Bettina Clark, September 2013
Change is an essential and constant process in evolution, which can be activated by external or internal forces; in human life change is voluntarily or involuntarily stimulated, or consciously chosen.
Course corrections are established in altering the neural pathways in our brains. “The fact that the brain can change its own structure and function through thought and activity is…the most important alteration #[in neuro science] and is an important insight in our profession to understand the extent of possibilities…. All of the humanities, social sciences, and physical sciences, insofar as they deal with human nature, are affected, as are all forms of training…. It renders our brains not only more resourceful but also more vulnerable to outside influences” (Doidge, 2007)
This is key for me: to work with clear ethical values, to facilitate without a hidden agenda, and from a place of #curiosity and #compassion, with clarity and healthy boundaries. I strongly believe that in the process of coaching people can go through a healthy long term transformation, only if they are willingly involved, can trust, become creative, and use the right to decide for themselves (McGonagill, 2002) – in other words are #empowered to choose and lead.

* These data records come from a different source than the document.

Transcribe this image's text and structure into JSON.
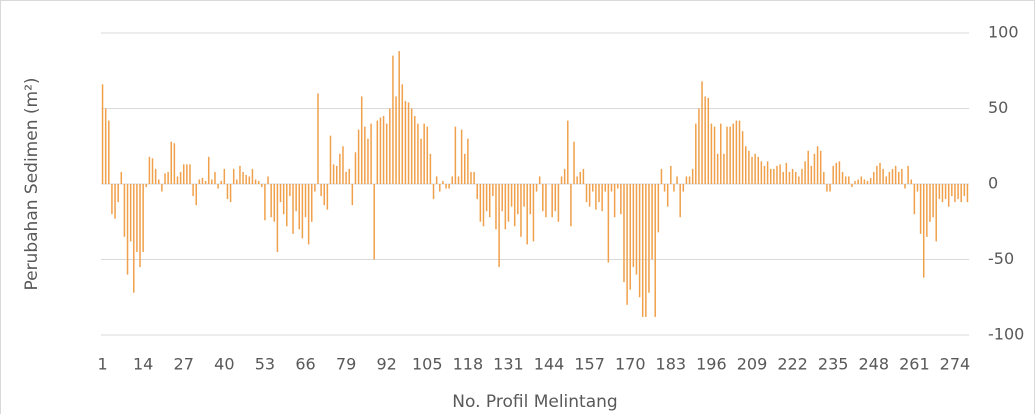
{
  "chart_data": {
    "type": "bar",
    "x_label": "No. Profil Melintang",
    "y_label": "Perubahan  Sedimen (m²)",
    "categories": [
      1,
      null,
      null,
      null,
      null,
      null,
      null,
      null,
      null,
      null,
      null,
      null,
      null,
      14,
      null,
      null,
      null,
      null,
      null,
      null,
      null,
      null,
      null,
      null,
      null,
      null,
      27,
      null,
      null,
      null,
      null,
      null,
      null,
      null,
      null,
      null,
      null,
      null,
      null,
      40,
      null,
      null,
      null,
      null,
      null,
      null,
      null,
      null,
      null,
      null,
      null,
      null,
      53,
      null,
      null,
      null,
      null,
      null,
      null,
      null,
      null,
      null,
      null,
      null,
      null,
      66,
      null,
      null,
      null,
      null,
      null,
      null,
      null,
      null,
      null,
      null,
      null,
      null,
      79,
      null,
      null,
      null,
      null,
      null,
      null,
      null,
      null,
      null,
      null,
      null,
      null,
      92,
      null,
      null,
      null,
      null,
      null,
      null,
      null,
      null,
      null,
      null,
      null,
      null,
      105,
      null,
      null,
      null,
      null,
      null,
      null,
      null,
      null,
      null,
      null,
      null,
      null,
      118,
      null,
      null,
      null,
      null,
      null,
      null,
      null,
      null,
      null,
      null,
      null,
      null,
      131,
      null,
      null,
      null,
      null,
      null,
      null,
      null,
      null,
      null,
      null,
      null,
      null,
      144,
      null,
      null,
      null,
      null,
      null,
      null,
      null,
      null,
      null,
      null,
      null,
      null,
      157,
      null,
      null,
      null,
      null,
      null,
      null,
      null,
      null,
      null,
      null,
      null,
      null,
      170,
      null,
      null,
      null,
      null,
      null,
      null,
      null,
      null,
      null,
      null,
      null,
      null,
      183,
      null,
      null,
      null,
      null,
      null,
      null,
      null,
      null,
      null,
      null,
      null,
      null,
      196,
      null,
      null,
      null,
      null,
      null,
      null,
      null,
      null,
      null,
      null,
      null,
      null,
      209,
      null,
      null,
      null,
      null,
      null,
      null,
      null,
      null,
      null,
      null,
      null,
      null,
      222,
      null,
      null,
      null,
      null,
      null,
      null,
      null,
      null,
      null,
      null,
      null,
      null,
      235,
      null,
      null,
      null,
      null,
      null,
      null,
      null,
      null,
      null,
      null,
      null,
      null,
      248,
      null,
      null,
      null,
      null,
      null,
      null,
      null,
      null,
      null,
      null,
      null,
      null,
      261,
      null,
      null,
      null,
      null,
      null,
      null,
      null,
      null,
      null,
      null,
      null,
      null,
      274,
      null,
      null,
      null,
      null
    ],
    "values": [
      66,
      50,
      42,
      -20,
      -23,
      -12,
      8,
      -35,
      -60,
      -38,
      -72,
      -45,
      -55,
      -45,
      -2,
      18,
      17,
      10,
      3,
      -5,
      7,
      8,
      28,
      27,
      5,
      8,
      13,
      13,
      13,
      -8,
      -14,
      3,
      4,
      2,
      18,
      3,
      8,
      -3,
      2,
      10,
      -10,
      -12,
      10,
      3,
      12,
      8,
      6,
      5,
      10,
      3,
      2,
      -2,
      -24,
      5,
      -22,
      -25,
      -45,
      -12,
      -20,
      -28,
      -8,
      -33,
      -18,
      -30,
      -36,
      -22,
      -40,
      -25,
      -5,
      60,
      -8,
      -14,
      -17,
      32,
      13,
      12,
      20,
      25,
      8,
      10,
      -14,
      21,
      36,
      58,
      38,
      30,
      40,
      -50,
      42,
      44,
      45,
      40,
      50,
      85,
      58,
      88,
      66,
      55,
      54,
      50,
      45,
      40,
      30,
      40,
      38,
      20,
      -10,
      5,
      -5,
      2,
      -3,
      -3,
      5,
      38,
      5,
      36,
      20,
      30,
      8,
      8,
      -10,
      -25,
      -28,
      -18,
      -22,
      -8,
      -30,
      -55,
      -18,
      -30,
      -25,
      -15,
      -28,
      -20,
      -35,
      -15,
      -40,
      -20,
      -38,
      -5,
      5,
      -18,
      -22,
      0,
      -22,
      -18,
      -25,
      5,
      10,
      42,
      -28,
      28,
      5,
      8,
      10,
      -12,
      -15,
      -5,
      -17,
      -12,
      -18,
      -5,
      -52,
      -5,
      -22,
      -3,
      -20,
      -65,
      -80,
      -70,
      -55,
      -60,
      -75,
      -88,
      -88,
      -72,
      -50,
      -88,
      -32,
      10,
      -5,
      -15,
      12,
      -5,
      5,
      -22,
      -5,
      5,
      5,
      10,
      40,
      50,
      68,
      58,
      57,
      40,
      38,
      20,
      40,
      20,
      38,
      38,
      40,
      42,
      42,
      35,
      25,
      22,
      18,
      20,
      18,
      15,
      12,
      15,
      10,
      10,
      12,
      13,
      8,
      14,
      8,
      10,
      8,
      5,
      10,
      15,
      22,
      12,
      20,
      25,
      22,
      8,
      -5,
      -5,
      12,
      14,
      15,
      8,
      5,
      5,
      -2,
      2,
      3,
      5,
      3,
      2,
      4,
      8,
      12,
      14,
      10,
      5,
      8,
      10,
      12,
      8,
      10,
      -3,
      12,
      3,
      -20,
      -5,
      -33,
      -62,
      -35,
      -25,
      -22,
      -38,
      -10,
      -12,
      -10,
      -15,
      -8,
      -12,
      -10,
      -12,
      -8,
      -12
    ],
    "color": "#f0a04b",
    "ylim": [
      -100,
      100
    ],
    "yticks": [
      -100,
      -50,
      0,
      50,
      100
    ],
    "grid": true
  }
}
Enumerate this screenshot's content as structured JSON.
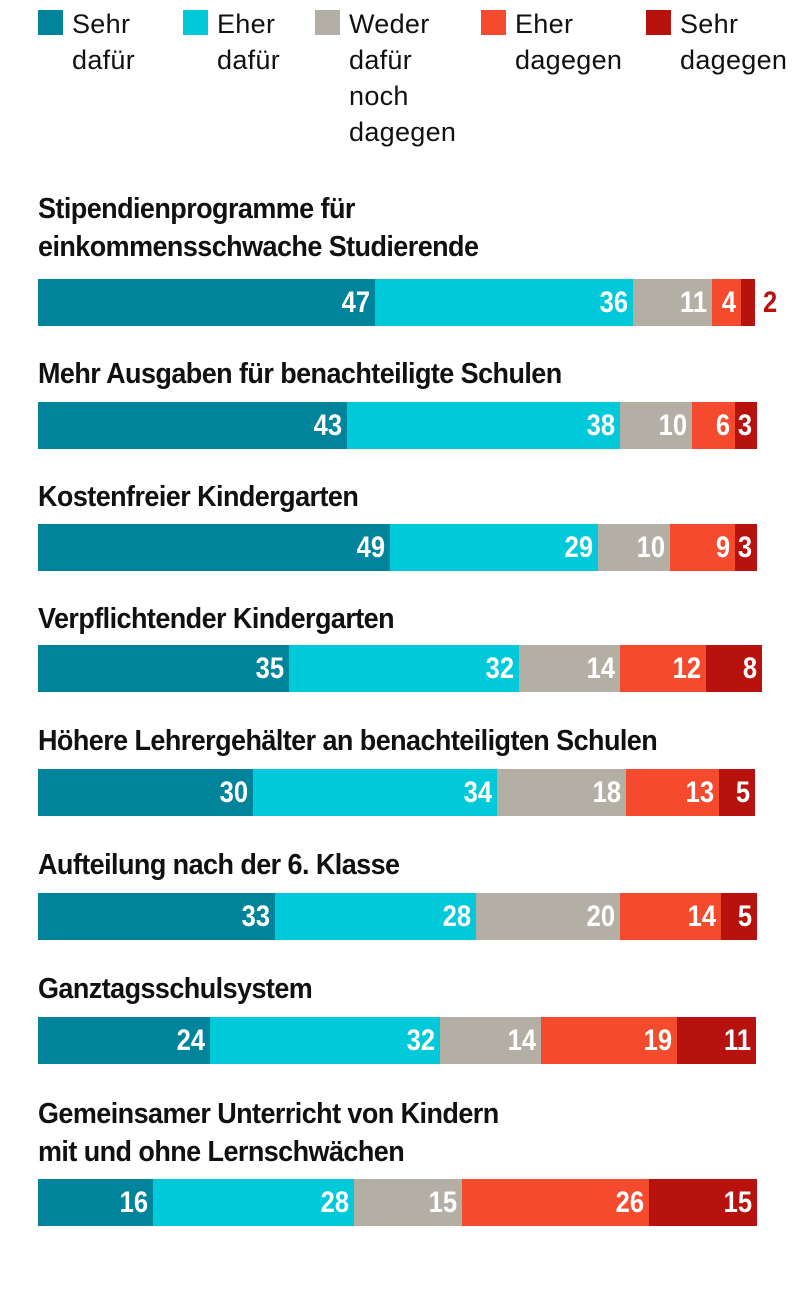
{
  "legend": [
    {
      "label": "Sehr\ndafür",
      "color": "#00849b"
    },
    {
      "label": "Eher\ndafür",
      "color": "#00c9d9"
    },
    {
      "label": "Weder\ndafür\nnoch\ndagegen",
      "color": "#b3afa5"
    },
    {
      "label": "Eher\ndagegen",
      "color": "#f44b2f"
    },
    {
      "label": "Sehr\ndagegen",
      "color": "#b8120f"
    }
  ],
  "chart_data": {
    "type": "bar",
    "orientation": "horizontal-stacked",
    "title": "",
    "xlabel": "",
    "ylabel": "",
    "legend_position": "top",
    "series_names": [
      "Sehr dafür",
      "Eher dafür",
      "Weder dafür noch dagegen",
      "Eher dagegen",
      "Sehr dagegen"
    ],
    "series_colors": [
      "#00849b",
      "#00c9d9",
      "#b3afa5",
      "#f44b2f",
      "#b8120f"
    ],
    "categories": [
      "Stipendienprogramme für\neinkommensschwache Studierende",
      "Mehr Ausgaben für benachteiligte Schulen",
      "Kostenfreier Kindergarten",
      "Verpflichtender Kindergarten",
      "Höhere Lehrergehälter an benachteiligten Schulen",
      "Aufteilung nach der 6. Klasse",
      "Ganztagsschulsystem",
      "Gemeinsamer Unterricht von Kindern\nmit und ohne Lernschwächen"
    ],
    "rows": [
      {
        "values": [
          47,
          36,
          11,
          4,
          2
        ]
      },
      {
        "values": [
          43,
          38,
          10,
          6,
          3
        ]
      },
      {
        "values": [
          49,
          29,
          10,
          9,
          3
        ]
      },
      {
        "values": [
          35,
          32,
          14,
          12,
          8
        ]
      },
      {
        "values": [
          30,
          34,
          18,
          13,
          5
        ]
      },
      {
        "values": [
          33,
          28,
          20,
          14,
          5
        ]
      },
      {
        "values": [
          24,
          32,
          14,
          19,
          11
        ]
      },
      {
        "values": [
          16,
          28,
          15,
          26,
          15
        ]
      }
    ]
  }
}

Dr. Norman Amundson (2013) adds another key to facilitate effectively: relationship building. To get to know the person behind the person, get to the stories, make the sessions real in using imagery from their lives. Robert Kegan (2000) defines the client as “the author of their own experience.”
Creating my personal coaching style, the #UBC Integrative Coaching Model (ICM) is a helpful scaffolding offering access for constructive co-creation: with the importance to contract, collaborate, take responsibility for action and accountability, and fully engage to get to the desired goal. This is one good reason for me as coach to take as much time as needed in the beginning of the coaching process to get to a clear agreement about what is involved from both facilitator and the client. And as experienced in our Peer Triangle meetings: we do not get through a full ICM cycle in all sessions – which still works well as long as the foundation is solid.
I have bumped up against an edge within the cycle, when I took over the lead or suggested prematurely activities that might not have been on the clients mind. Almost as if parts of our “building” was constructed without an architectural plan. This is an edge I became aware of in the first period of being a newly established coach, and I identified it as “impatience”. In the Clifton “#StrengthFinder 2.0” assessment (Gallup 2013), which I did at the time, it was identified as a dynamic in the “#Activator” quality.
A helpful insight for me when I engage in #leadership coaching.